Coping in Quarantine

Posted on May 28, 2020

Coping in Quarantine



Today’s Morning Buzz is by Jessica Hoffman, Assistant City Administrator in Wentzville, Missouri

It’s almost June fellow ELGLers! At the beginning of quarantine, I honestly was really looking forward to a summer that was not jam-packed with BBQ’s, trips every weekend or obligatory events I didn’t really want to attend in the first place. I have never built in enough time to just chill out and for years I have said I really just need to schedule a “staycation” where I stay at home and actually rest. Typically I come back from a busy vacation where I spend the whole time running around feeling the need for another “vacation.” I thought social distancing this summer would be a good opportunity to get some much needed R&R and spend time with my husband at home. Unfortunately, I have found that I might be busier than ever trying to work on home projects that we “never had time” to do before. We have been so incredibly busy being productive that we haven’t had time to sit down and play board games or go on intentional dates like we typically do.

Don’t get me wrong, we really enjoy working on DIY projects together and we make an incredible team, but with all this “free time” I thought I was going to have to spend with him hasn’t really appeared yet. I know everyone’s experience right now is different. Some are isolated alone and others with a house full of people (maybe when they would rather be alone for a few hours). We are all trying to navigate the changes right now but here are a few lessons I have learned and some suggestions for surviving quarantine. 


  • Remember that your worth is not measured by your productivity.


    • You don’t have to come out of quarantine with 6,000 projects completed or be a master chef. Set small realistic goals for yourself and don’t be so rigid that you can’t forgive yourself for a few setbacks on your timeline. 


  • Coping.


    • If you know how you positively cope with stress, kudos to you for self-awareness! Make sure you make time to do that activity whether it’s calling a friend, doing an at-home spa day or reading a book. If you don’t know, don’t be shy about utilizing your Employee Assistance Program (EAP). Most employers offer these services for free and many include counseling services. I have personally used my employer EAP several times over the past few years, including pre-marriage counseling with my husband last year. If you don’t have an EAP many online counseling services are providing free or reduced rates. You can also try journaling or reaching out to a friend you trust for venting or advice.

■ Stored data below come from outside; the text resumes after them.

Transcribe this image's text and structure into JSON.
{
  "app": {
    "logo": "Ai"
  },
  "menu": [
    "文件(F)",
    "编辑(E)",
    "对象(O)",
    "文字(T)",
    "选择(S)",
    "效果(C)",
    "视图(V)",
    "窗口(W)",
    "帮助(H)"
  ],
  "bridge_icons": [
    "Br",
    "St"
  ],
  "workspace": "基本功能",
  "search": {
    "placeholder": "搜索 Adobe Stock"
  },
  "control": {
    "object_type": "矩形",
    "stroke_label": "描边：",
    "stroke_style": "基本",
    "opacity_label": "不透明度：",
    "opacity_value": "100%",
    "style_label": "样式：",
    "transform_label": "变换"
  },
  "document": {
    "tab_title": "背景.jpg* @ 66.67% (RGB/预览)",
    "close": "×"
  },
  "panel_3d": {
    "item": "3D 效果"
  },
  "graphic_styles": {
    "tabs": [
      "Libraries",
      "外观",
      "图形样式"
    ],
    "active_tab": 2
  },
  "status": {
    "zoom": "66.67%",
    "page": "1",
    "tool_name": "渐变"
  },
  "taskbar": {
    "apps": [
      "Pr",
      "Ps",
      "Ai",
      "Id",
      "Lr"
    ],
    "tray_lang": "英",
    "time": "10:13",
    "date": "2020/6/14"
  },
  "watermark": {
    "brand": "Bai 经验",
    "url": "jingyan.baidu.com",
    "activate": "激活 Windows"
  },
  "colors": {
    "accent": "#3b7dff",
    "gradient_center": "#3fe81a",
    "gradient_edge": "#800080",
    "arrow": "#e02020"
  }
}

  • Be patient with yourself and your family/roommates.


    • Most of us are adjusting to new schedules, e-learning, ever-changing WFH policies and budget concerns at home and at work. I also think we tend to be a little snippy with the people we love the most when we are stressed. Try a new activity with your family like a board game or get creative with activities such as “turning your kitchen into a restaurant.” Ex. print menus, have someone be the host, etc. It sounds silly, but changing things up is important. If you need some “time away” be intentional and set boundaries with your housemates. Set time for your own self-care (at-home masks, pedicures or binge-watching your favorite junk TV show.)


  • Make sure you give yourself a break from the media. 


    • We are probably spending more time on social media than we normally do. Here’s a secret: almost nobody posts all the bad stuff that they are going through on social media. I have personally put daily time limits on certain social media apps. Learn how to do that here. The news is usually depressing and it’s not much better during the pandemic. I have been watching SGN (Some Good News) with John Krasinski (aka Jim Halpert from “The Office”) on YouTube to keep my spirits up.


  • Control the things you can and give the things you can’t a dedicated amount of time per day.


    • This may sound silly, but at a seminar years ago someone gave me some advice that I still use to this day. When I am feeling overwhelmed and worrying, I physically write down everything I am worried about on a piece of paper. I try to do this for no more than five minutes. Then I get a new sheet of paper and draw a line down the center. One column says “CAN” and the other says “CAN’T.” Anything I can’t control goes in that column. Examples of this include: what other people think, do or feel, what is going to happen the next few months with the pandemic, etc. I have no control over others or how they act. Things I can control: doing my laundry, not procrastinating to get things done, scheduling my day appropriately to get things done. Those go in the “Can” column and I can make a plan to address those. If I need to worry about the other things, I set a timer for 3-5 minutes and worry, I MEAN WORRY about those for that time and then I take several deep breaths and try to let those go. I gave them their time, now it’s time to let them go. If you’re not sure which column something goes in, ask someone you trust to help. I know this activity sounds silly, but I have found it helpful over the years.

I hope some of these tips, tricks and suggestions help you stay positive and healthy during these challenging times. Please reach out to me if you need someone to chat with or have a virtual coffee or happy hour and know that you are not alone!